Premier disque du label français Unknown Precept sorti en juin dernier, “The Black Ideal” porte en lui une conviction forte : se construire sur l’alliance de deux univers qui ont plutôt eu pour coutume de s’observer de loin sans réellement se mélanger, méfiants. En dressant un pont entre une musique électronique expérimentale en recherche de nouvelles textures et une approche dancefloor qui fait sans cesse revivre les esprits d’une ambition techno/indus, “The Black Ideal” synthétise la musique des années 2010.
Sans frontière, résolument anti-iconoclaste, elle va puiser dans des synergies nouvelles pour révéler une lumière noire qui transforme ce qu’elle touche. En six minutes, le trio Saaad / Mondkopf incarne parfaitement cette recherche d’un nouveau genre. ‘Last Love’ s’accapare l’énergie vitale du duo toulousain et du producteur parisien pour en faire un hymne “dronefloor” évident : les nappes liturgiques se mariant au beat effréné pour profaner les chapelles que la compilation entend faire disparaître.
Une ambition de renouveler un peu plus une musique électronique européenne en pleine mutation ces dernières années confirmé par le casting léché : Violetshaped, Ancient Methods ou Polar Inertia ont construit leur image et leur musique sur cette déviance musicale assumée. Ils en ont fait une force, chacun à leur façon, en allant puiser dans cette richesse des sons, des textures et des arrière-plans sombres. Mieux, de manière inconsciente ils se sont faits les porte-paroles d’une autre forme de musique qui conjugue avec talent le spirituel et le terrestre, l’esprit et le corps comme deux vecteurs d’un message clair : l’ambition de faire disparaître les frontières d’une techno moderne construite sur des traditions bien établies. Et surtout, ils cherchent tous inconsciemment à repousser une décennie de minimalisme de tout crin qui aura poussé la techno et la house dans certains de leurs pires recoins depuis leur apparition au début des années 80. Inversant le prisme, ils y vont tous aussi par la surenchère de textures et de couches de sons, piochant dans la noise, l’indus et les drones pour ne plus jamais se perdre dans le quasi vide.

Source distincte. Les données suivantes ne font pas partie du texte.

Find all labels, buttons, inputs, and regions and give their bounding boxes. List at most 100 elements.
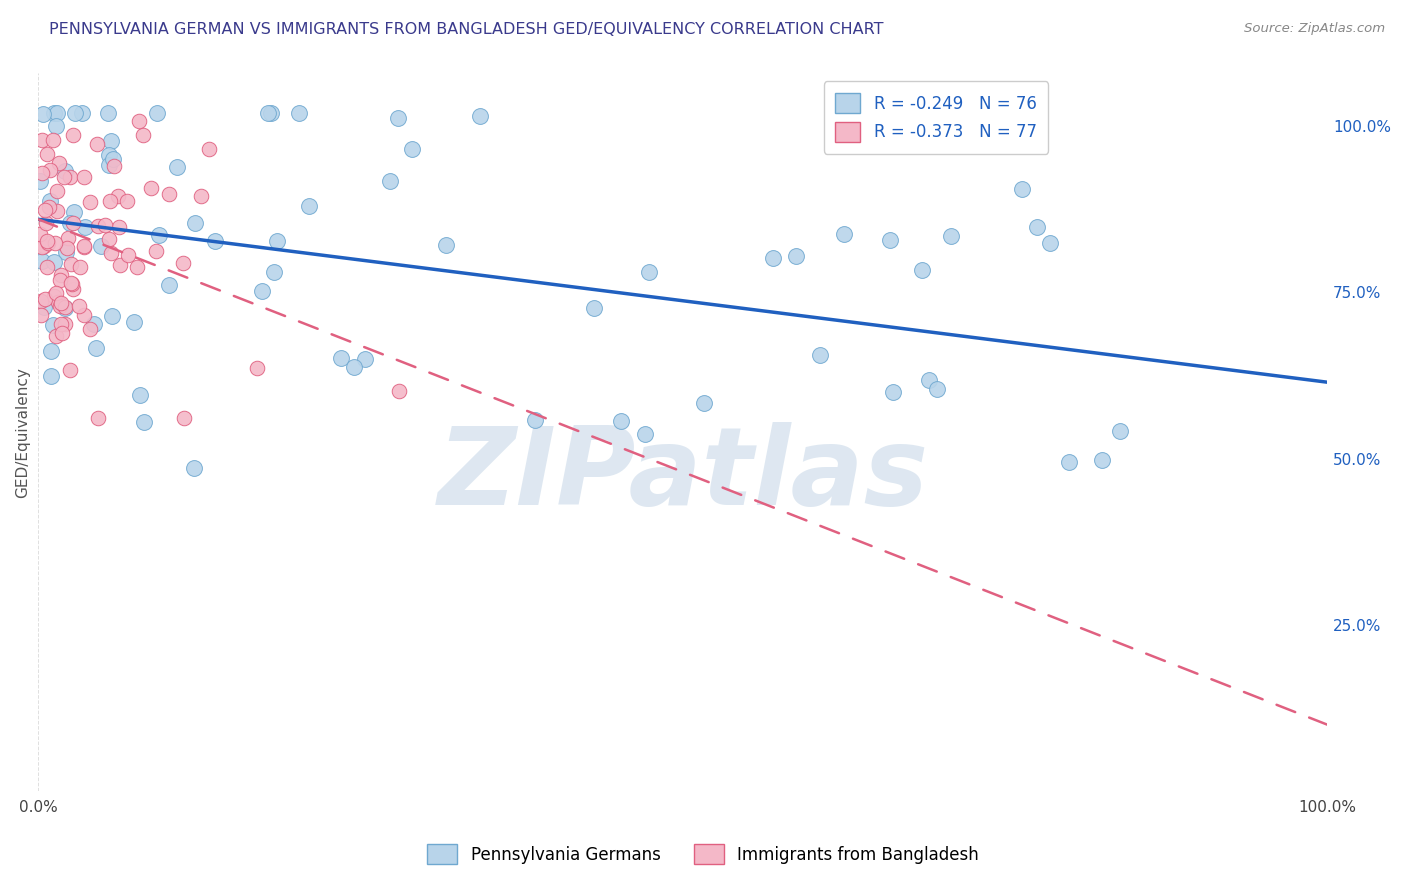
- Point: [762, 251, 785, 265]
- Point: [53, 301, 76, 315]
- Point: [1059, 455, 1081, 469]
- Point: [266, 234, 288, 248]
- Point: [832, 227, 855, 241]
- Point: [250, 285, 273, 299]
- Point: [41, 343, 63, 358]
- Point: [288, 106, 311, 120]
- Point: [45, 285, 67, 300]
- Point: [42, 106, 65, 120]
- Point: [55, 245, 77, 260]
- Point: [59, 362, 82, 376]
- Point: [148, 228, 170, 243]
- Point: [115, 194, 138, 208]
- Point: [198, 142, 221, 156]
- Point: [609, 414, 631, 428]
- Point: [42, 133, 65, 147]
- Point: [51, 326, 73, 340]
- Point: [34, 203, 56, 218]
- Point: [31, 133, 53, 147]
- Point: [45, 119, 67, 133]
- Point: [330, 351, 353, 365]
- Point: [785, 249, 807, 263]
- Point: [1039, 235, 1062, 250]
- Point: [72, 169, 94, 184]
- Point: [183, 460, 205, 475]
- Point: [128, 114, 150, 128]
- Point: [879, 233, 901, 247]
- Point: [28, 174, 51, 188]
- Point: [60, 257, 83, 271]
- Point: [343, 360, 366, 375]
- Point: [32, 239, 55, 253]
- Point: [925, 382, 948, 396]
- Point: [55, 241, 77, 255]
- Point: [98, 232, 121, 246]
- Point: [38, 163, 60, 178]
- Point: [83, 318, 105, 332]
- Point: [145, 244, 167, 258]
- Point: [693, 396, 716, 410]
- Point: [204, 234, 226, 248]
- Point: [98, 194, 121, 208]
- Text: Source: ZipAtlas.com: Source: ZipAtlas.com: [1244, 22, 1385, 36]
- Point: [45, 106, 67, 120]
- Point: [79, 195, 101, 210]
- Point: [939, 228, 962, 243]
- Point: [401, 142, 423, 156]
- Point: [298, 198, 321, 212]
- Point: [62, 283, 84, 297]
- Point: [70, 106, 93, 120]
- Point: [146, 106, 169, 120]
- Point: [87, 411, 110, 425]
- Point: [41, 368, 63, 383]
- Point: [53, 301, 76, 315]
- Point: [434, 238, 457, 252]
- Point: [132, 128, 155, 143]
- Point: [60, 276, 83, 290]
- Point: [257, 106, 280, 120]
- Point: [1026, 219, 1049, 234]
- Legend: Pennsylvania Germans, Immigrants from Bangladesh: Pennsylvania Germans, Immigrants from Ba…: [420, 838, 986, 871]
- Point: [34, 292, 56, 306]
- Point: [100, 309, 122, 323]
- Point: [122, 315, 145, 329]
- Point: [30, 294, 52, 309]
- Legend: R = -0.249   N = 76, R = -0.373   N = 77: R = -0.249 N = 76, R = -0.373 N = 77: [824, 81, 1049, 153]
- Point: [117, 248, 139, 262]
- Point: [1090, 453, 1112, 467]
- Point: [132, 415, 155, 429]
- Point: [1011, 182, 1033, 196]
- Point: [246, 361, 269, 376]
- Point: [51, 317, 73, 331]
- Point: [44, 289, 66, 303]
- Point: [97, 106, 120, 120]
- Point: [52, 169, 75, 184]
- Point: [59, 216, 82, 230]
- Point: [582, 301, 605, 315]
- Point: [42, 254, 65, 268]
- Point: [101, 152, 124, 166]
- Point: [84, 341, 107, 355]
- Point: [166, 160, 188, 174]
- Text: PENNSYLVANIA GERMAN VS IMMIGRANTS FROM BANGLADESH GED/EQUIVALENCY CORRELATION CH: PENNSYLVANIA GERMAN VS IMMIGRANTS FROM B…: [49, 22, 884, 37]
- Point: [94, 218, 117, 232]
- Point: [48, 295, 70, 310]
- Point: [100, 246, 122, 260]
- Point: [263, 265, 285, 279]
- Point: [108, 219, 131, 234]
- Point: [157, 277, 180, 292]
- Point: [97, 148, 120, 162]
- Point: [260, 106, 283, 120]
- Point: [100, 134, 122, 148]
- Point: [53, 317, 76, 331]
- Point: [62, 216, 84, 230]
- Point: [37, 236, 59, 251]
- Point: [53, 164, 76, 178]
- Point: [129, 388, 152, 402]
- Point: [173, 411, 195, 425]
- Point: [31, 166, 53, 180]
- Point: [90, 239, 112, 253]
- Point: [35, 216, 58, 230]
- Point: [67, 299, 90, 313]
- Point: [638, 265, 661, 279]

Ainsi, ‘Black Wisdom, White Witch’ continue les explorations avant-gardistes du duo allemand Violet Poison et Shapednoise qui n’en finit plus de creuser pour aboutir à la pure synthèse électronique d’un noir profond ; fusionnant avec classe les rythmiques ininterrompues, l’agression sonore indus et la vague d’effets tous plus effrayants les uns que les autres.
Unknown Precept s’est empressé d’attraper la quintessence de ce nouvel idéalisme musical avant qu’il ne devienne trop usé pour le presser sur disque et prendre à témoin les auditeurs avertis : en 2013, il devient obligatoire de s’affranchir des codes pour atteindre la synthèse ultime ; à mi-chemin entre l’ambition intellectuelle d’une musique renouvelée et le besoin de brutaliser son environnement direct, sans aucune forme de retenue.